Fire and thick black smoke poured from clusters of village hamlets along the Cambodian

side of the border.

The officer, Kenneth Quinn, found the scene "incomprehensible."

In the following weeks Quinn talked to some of the thousands of Cambodian refugees

who flooded into southern Vietnam.

"The picture began to emerge of this incredibly radical, brutal new movement

which the Khmer Rouge was putting in place," Quinn said.

This was the day, he said, that the Khmer Rouge "took over" as the main

protaganists from the various factions of Royalists, anti-Republicans and others

who had been fighting the American-backed Lon Nol regime.

"I saw with my own eyes this day that the KR turned from regular liberation,

communist revolutionaries into this radical, stunningly brutal organization."

Quinn said the change happened in three or four Khmer Rouge-controlled areas at the

same time. "It wasn't some local commander run amok. It was the KR giving an

order from central command to units in the field, implemented in a systematic way."

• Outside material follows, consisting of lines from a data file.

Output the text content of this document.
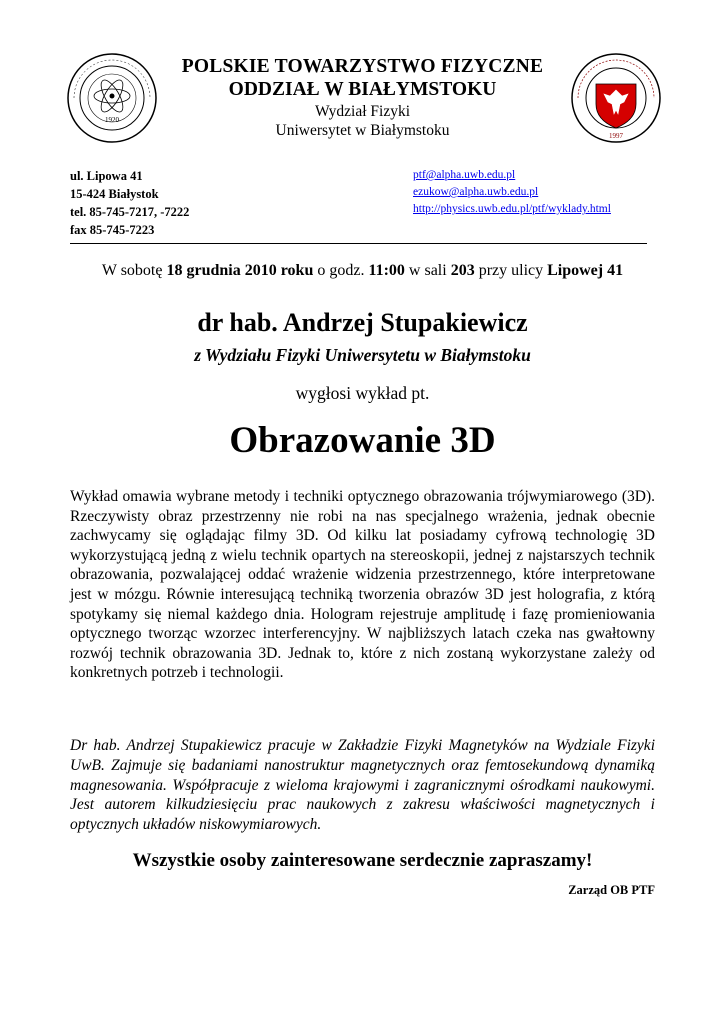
1920
1997
POLSKIE TOWARZYSTWO FIZYCZNE
ODDZIAŁ W BIAŁYMSTOKU
Wydział Fizyki
Uniwersytet w Białymstoku
ul. Lipowa 41
15-424 Białystok
tel. 85-745-7217, -7222
fax 85-745-7223
ptf@alpha.uwb.edu.pl
ezukow@alpha.uwb.edu.pl
http://physics.uwb.edu.pl/ptf/wyklady.html
W sobotę 18 grudnia 2010 roku o godz. 11:00 w sali 203 przy ulicy Lipowej 41
dr hab. Andrzej Stupakiewicz
z Wydziału Fizyki Uniwersytetu w Białymstoku
wygłosi wykład pt.
Obrazowanie 3D
Wykład omawia wybrane metody i techniki optycznego obrazowania trójwymiarowego (3D). Rzeczywisty obraz przestrzenny nie robi na nas specjalnego wrażenia, jednak obecnie zachwycamy się oglądając filmy 3D. Od kilku lat posiadamy cyfrową technologię 3D wykorzystującą jedną z wielu technik opartych na stereoskopii, jednej z najstarszych technik obrazowania, pozwalającej oddać wrażenie widzenia przestrzennego, które interpretowane jest w mózgu. Równie interesującą techniką tworzenia obrazów 3D jest holografia, z którą spotykamy się niemal każdego dnia. Hologram rejestruje amplitudę i fazę promieniowania optycznego tworząc wzorzec interferencyjny. W najbliższych latach czeka nas gwałtowny rozwój technik obrazowania 3D. Jednak to, które z nich zostaną wykorzystane zależy od konkretnych potrzeb i technologii.
Dr hab. Andrzej Stupakiewicz pracuje w Zakładzie Fizyki Magnetyków na Wydziale Fizyki UwB. Zajmuje się badaniami nanostruktur magnetycznych oraz femtosekundową dynamiką magnesowania. Współpracuje z wieloma krajowymi i zagranicznymi ośrodkami naukowymi. Jest autorem kilkudziesięciu prac naukowych z zakresu właściwości magnetycznych i optycznych układów niskowymiarowych.
Wszystkie osoby zainteresowane serdecznie zapraszamy!
Zarząd OB PTF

Quinn wrote a "long treatise" on the issue for the State Department, "and

it is fair to say it was completely ignored. People just didn't find it consistent

with what they believed at the time.

"Even when the Khmer Rouge took Phnom Penh [in April 1975] I spoke about [their

brutality] publicly but didn't find any audience who found it credible for several

years.

"It says a lot about what was going on in the United States at the time,"

he said.

After writing about what had happened, Quinn wrote his doctoral dissertation on why

it happened. "I think I was the first person in the West, or anywhere, to write

about this. I tried as best as I could to explain why."

This was the first of four separate "connections" Quinn has had with Cambodia;

the most recent being his appointment as the new US Ambassador to Cambodia.

In "a million to one chance" Quinn passed an examination to get into the

foreign service in 1967. The niceties and preconceptions of a diplomatic posting

- "chandeliers" and cocktail parties - was not the order of the day in

late 60s America. Quinn found himself in a single-engine plane bound for Vietnam,

where he would spend six years.

Post-Vietnam, in 1979, Quinn worked with Bob Ray, the governor of his home state

Iowa and a champion of refugees. The pair hosted that year a group of US governors

to the Thai-Cambodian border.

"In late October we happened to be there when thousands upon thousands of refugees

came stumbling across the border [into Thailand].

"I remember standing in one rice field in Aranyaprathet... there were 30,000

human beings around me dying at the rate of 50 to 100 a day. It was just a traumatizing

event," he said.

Quinn helped Ray organize "Iowa Shares", which raised money to send doctors

and medicine to the border camps.

"I didn't have another Cambodian connection till 1990, when [then Assistant

Secretary of State] Dick Solomon asked me to work on Indochina and ASEAN, particularly

on the Cambodian peace settlement, its relations with Vietnam and the missing-in-action

[MIA] issue.

Quinn spent four years working with Solomon to 1994, through the UN-brokered elections,

having authored the State Department's "Roadmap to Normalization" which

spelt out US policy on Cambodia.

"In it we had all the steps, opening an office, lifting the trade embargo, setting

up MIA accounting processes, and human rights and political prisoner issues.

"One of the things I feel very good about was that as a result of our approach,

more than 2,000 political prisoners were freed in Cambodia.

"I again thought this would be my last dealing with Cambodia. We'd had the elections,

very significant changes had taken place and I thought the last thing I could do

was to get the most favored nation [MFN] trading status on the table and signed quickly.

That hasn't happened yet... but here I am back.

"This is my fourth experience with Cambodia. I look back now and see this kind

of thread that has run through my career and my life. Unexpectedly, but to my benefit."